Developers are inclined to digitize people, places and things. AI changes this. There are data models. We can query them. They act as neural reasoning engines. These can find patterns and that gives us predictive power.

There is a platform shift. That is the key to drive the economic growth. It can contribute 10 per cent to India’s GDP. That empowers people at large.

India is only second to the US in terms of total number of developers on GitHub, and by 2027, India may cross this to emerge as the hub of greatest number of developers. India puts generative AI projects on GitHub next to the US. India has achieved creditable momentum here.

There are AI transformation opportunities in India. AI can facilitate employee experience, customer engagement, business processes, and can bend the curve on innovation.

Microsoft has 60 Azure regions, 800 data centers. There can be breakthroughs through AI in science. Microsoft has global AI footprint. It believes in equitable AI.
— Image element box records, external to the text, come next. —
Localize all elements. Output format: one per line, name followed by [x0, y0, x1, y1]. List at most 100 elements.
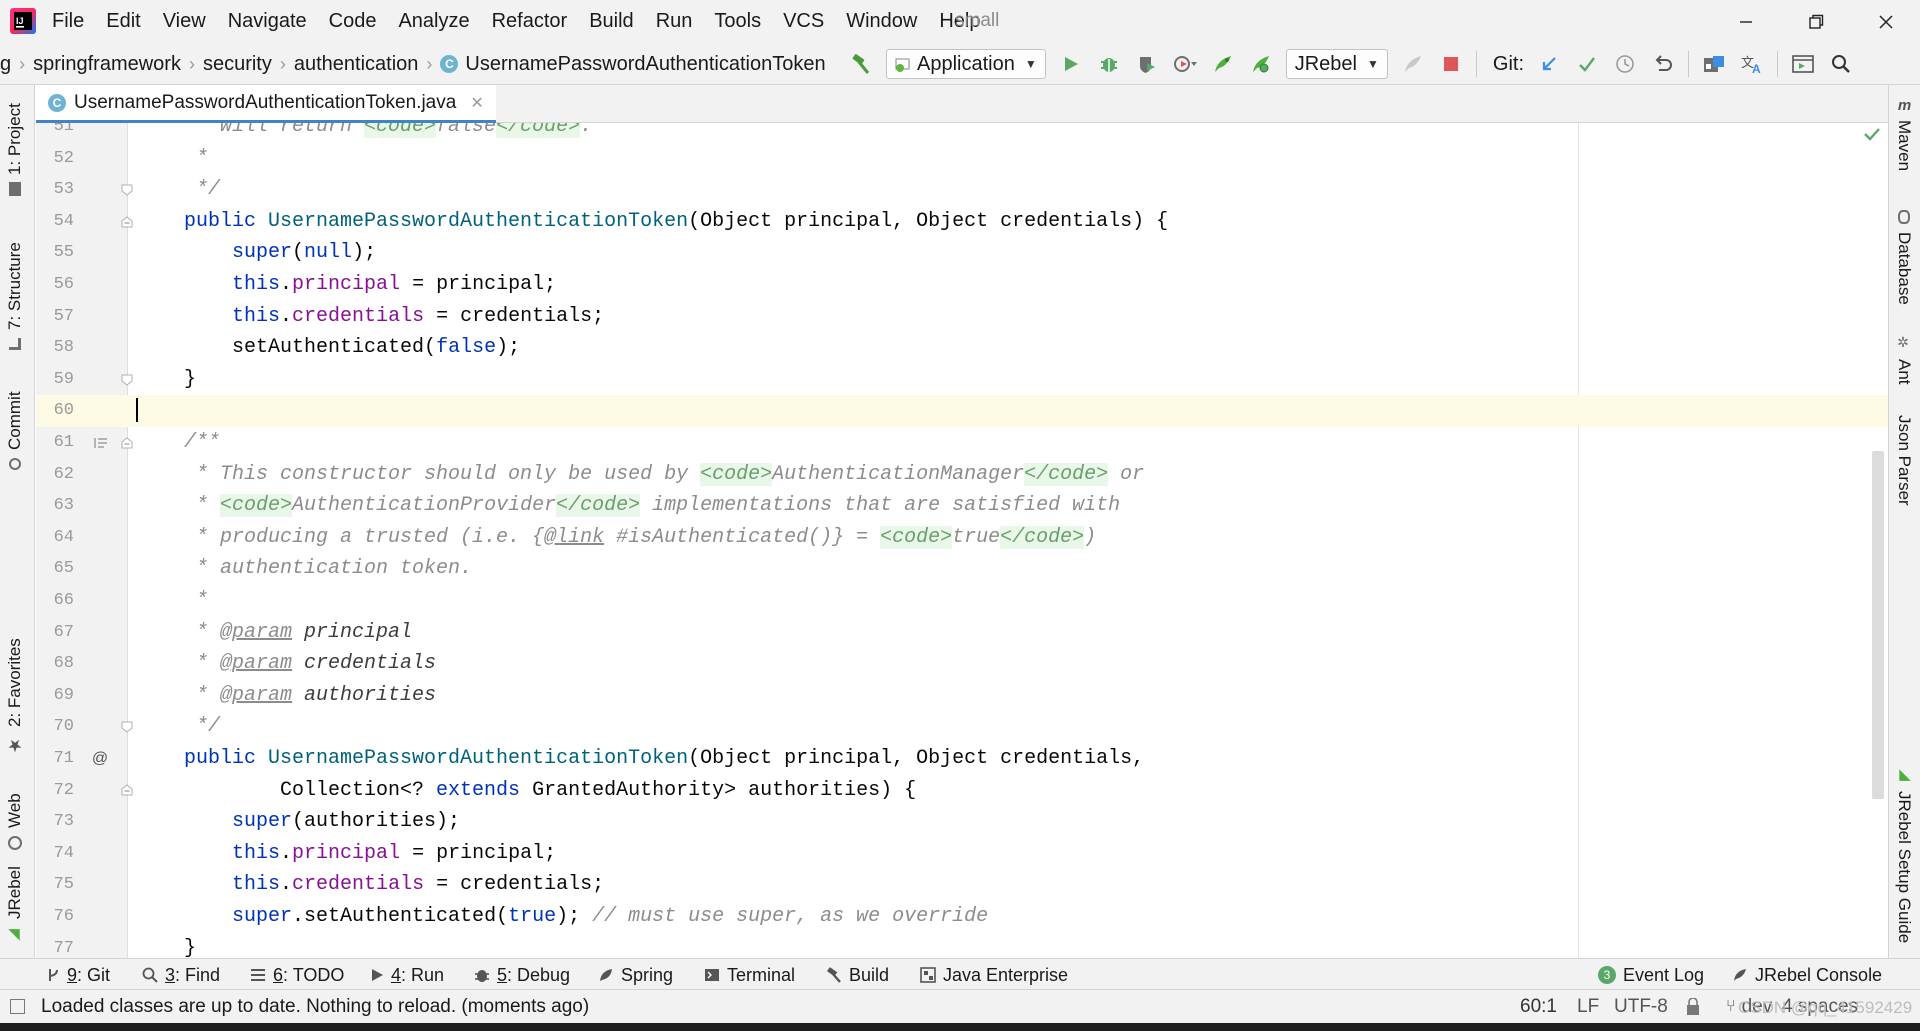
inspection-ok-check-icon[interactable]: [1864, 127, 1880, 141]
chevron-right-icon: ›: [426, 53, 433, 74]
translate-icon[interactable]: 文A: [1733, 43, 1771, 85]
search-icon[interactable]: [1822, 43, 1860, 85]
tool-tab-spring[interactable]: Spring: [598, 959, 673, 991]
tool-tab-database[interactable]: Database: [1894, 210, 1914, 325]
jrebel-disabled-icon[interactable]: [1394, 43, 1432, 85]
breadcrumb-item-springframework[interactable]: springframework: [33, 53, 181, 76]
tool-tab-jrebel[interactable]: ◣ JRebel: [5, 865, 25, 945]
fold-end-icon[interactable]: [120, 364, 134, 396]
terminal-window-icon[interactable]: [1784, 43, 1822, 85]
git-update-icon[interactable]: [1530, 43, 1568, 85]
code-text: *: [184, 589, 209, 612]
code-text: }: [184, 936, 197, 958]
tool-tab-structure[interactable]: 7: Structure: [5, 225, 25, 350]
editor-tab-active[interactable]: C UsernamePasswordAuthenticationToken.ja…: [36, 85, 496, 123]
menu-edit[interactable]: Edit: [106, 10, 140, 33]
tool-tab-ant[interactable]: ✲ Ant: [1894, 335, 1914, 405]
menu-window[interactable]: Window: [846, 10, 917, 33]
build-hammer-icon[interactable]: [842, 43, 880, 85]
tool-tab-terminal[interactable]: Terminal: [704, 959, 795, 991]
line-number: 72: [53, 780, 74, 800]
debug-icon[interactable]: [1090, 43, 1128, 85]
code-text: * producing a trusted (i.e. {@link #isAu…: [184, 525, 1097, 549]
fold-end-icon[interactable]: [120, 711, 134, 743]
code-line: 68 * @param credentials: [36, 648, 1888, 680]
caret-position[interactable]: 60:1: [1520, 990, 1557, 1023]
file-encoding[interactable]: UTF-8: [1614, 990, 1668, 1023]
code-editor[interactable]: 51 * will return <code>false</code>. 52 …: [36, 123, 1888, 958]
close-window-button[interactable]: [1856, 0, 1916, 43]
jrebel-configuration-select[interactable]: JRebel ▼: [1285, 49, 1388, 79]
menu-vcs[interactable]: VCS: [783, 10, 824, 33]
jrebel-debug-icon[interactable]: [1242, 43, 1280, 85]
vertical-scrollbar-thumb[interactable]: [1872, 451, 1884, 799]
close-icon[interactable]: ✕: [470, 93, 483, 113]
menu-run[interactable]: Run: [656, 10, 693, 33]
annotation-at-icon[interactable]: @: [91, 743, 109, 775]
breadcrumb-item-authentication[interactable]: authentication: [294, 53, 419, 76]
tool-tab-event-log[interactable]: 3 Event Log: [1598, 959, 1704, 991]
lock-icon[interactable]: [1685, 990, 1701, 1023]
breadcrumb-item-class[interactable]: UsernamePasswordAuthenticationToken: [465, 53, 825, 76]
minimize-button[interactable]: [1716, 0, 1776, 43]
tool-tab-java-enterprise[interactable]: Java Enterprise: [920, 959, 1068, 991]
run-configuration-select[interactable]: Application ▼: [886, 49, 1046, 79]
toggle-tool-windows-icon[interactable]: [10, 999, 25, 1014]
tool-tab-json-parser[interactable]: Json Parser: [1894, 415, 1914, 515]
tool-tab-jrebel-console[interactable]: JRebel Console: [1732, 959, 1882, 991]
code-line: 77 }: [36, 933, 1888, 958]
menu-bar: IJ File Edit View Navigate Code Analyze …: [0, 0, 1920, 43]
tool-tab-web[interactable]: Web: [5, 780, 25, 850]
terminal-icon: [705, 969, 719, 981]
maven-icon: m: [1897, 97, 1911, 115]
tool-tab-todo[interactable]: 6: TODO: [250, 959, 344, 991]
menu-navigate[interactable]: Navigate: [228, 10, 307, 33]
bottom-tool-window-bar: 9: Git 3: Find 6: TODO 4: Run 5: Debug S…: [0, 958, 1920, 990]
menu-build[interactable]: Build: [589, 10, 633, 33]
git-commit-check-icon[interactable]: [1568, 43, 1606, 85]
application-config-icon: [895, 58, 910, 72]
breadcrumb-item-security[interactable]: security: [203, 53, 272, 76]
menu-file[interactable]: File: [52, 10, 84, 33]
fold-start-icon[interactable]: [120, 775, 134, 807]
tool-tab-maven[interactable]: m Maven: [1894, 97, 1914, 189]
project-structure-icon[interactable]: [1695, 43, 1733, 85]
tool-tab-debug[interactable]: 5: Debug: [474, 959, 570, 991]
render-doc-icon[interactable]: [92, 427, 110, 459]
menu-tools[interactable]: Tools: [714, 10, 761, 33]
rollback-icon[interactable]: [1644, 43, 1682, 85]
star-icon: ★: [5, 735, 24, 755]
coverage-icon[interactable]: [1128, 43, 1166, 85]
menu-code[interactable]: Code: [329, 10, 377, 33]
tool-tab-commit[interactable]: Commit: [5, 375, 25, 470]
fold-start-icon[interactable]: [120, 206, 134, 238]
editor-tab-bar: C UsernamePasswordAuthenticationToken.ja…: [36, 85, 1888, 123]
stop-icon[interactable]: [1432, 43, 1470, 85]
jrebel-run-icon[interactable]: [1204, 43, 1242, 85]
restore-button[interactable]: [1786, 0, 1846, 43]
menu-analyze[interactable]: Analyze: [398, 10, 469, 33]
code-line: 76 super.setAuthenticated(true); // must…: [36, 901, 1888, 933]
tool-tab-git[interactable]: 9: Git: [46, 959, 110, 991]
tool-tab-build[interactable]: Build: [826, 959, 889, 991]
ant-icon: ✲: [1896, 335, 1912, 351]
menu-refactor[interactable]: Refactor: [492, 10, 568, 33]
build-hammer-icon: [827, 967, 841, 983]
line-separator[interactable]: LF: [1577, 990, 1599, 1023]
profile-icon[interactable]: [1166, 43, 1204, 85]
tool-tab-favorites[interactable]: ★ 2: Favorites: [5, 635, 25, 755]
tool-tab-run[interactable]: 4: Run: [370, 959, 444, 991]
tool-tab-jrebel-setup-guide[interactable]: ◣ JRebel Setup Guide: [1894, 765, 1914, 950]
structure-icon: [9, 338, 21, 350]
line-number: 62: [53, 464, 74, 484]
fold-start-icon[interactable]: [120, 427, 134, 459]
menu-view[interactable]: View: [163, 10, 206, 33]
run-icon[interactable]: [1052, 43, 1090, 85]
tool-tab-project[interactable]: 1: Project: [5, 95, 25, 196]
fold-end-icon[interactable]: [120, 174, 134, 206]
history-clock-icon[interactable]: [1606, 43, 1644, 85]
tool-tab-find[interactable]: 3: Find: [142, 959, 220, 991]
code-line: 59 }: [36, 364, 1888, 396]
breadcrumb-item-truncated[interactable]: g: [0, 53, 11, 76]
code-line: 74 this.principal = principal;: [36, 838, 1888, 870]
Microsoft’s CEO Satya Nadella in a talk with the Indian CEOs in February 2024 said that it is for the first time that India’s fast growth in AI is bridging the gap between India and the rest of the world.

Since Nadella joined the industry, he has seen four big shifts in technology — PCs, client servers, web, mobile and cloud. AI is the first revolution where India is keeping pace with the world. There is no gap. India is not just talking about AI, but it is scaling AI.

He calls this ADVANA(I)GE. INDIA. He calls the AI engineers in India second only to the US. A technology is real if it can have real impact on the growth of an economy. In a growing economy that India is, a significant percentage of growth is going to be driven by AI. According to Nadella, AI’s contribution by 2025 would be worth $500 billion to GDP when India’s GDP is expected to reach $5 trillion.

It is necessary for India and the US to cooperate on the norms and regulations, instead of fracturing them.

If AI diffuses faster, it could be an ‘equal distributor of growth.’

Microsoft intends to train 5 lac students and job seekers in AI skills. It will provide AI technical skills to 1 lac young women. Microsoft will help equip 2 million Indians with skills in AI by 2025.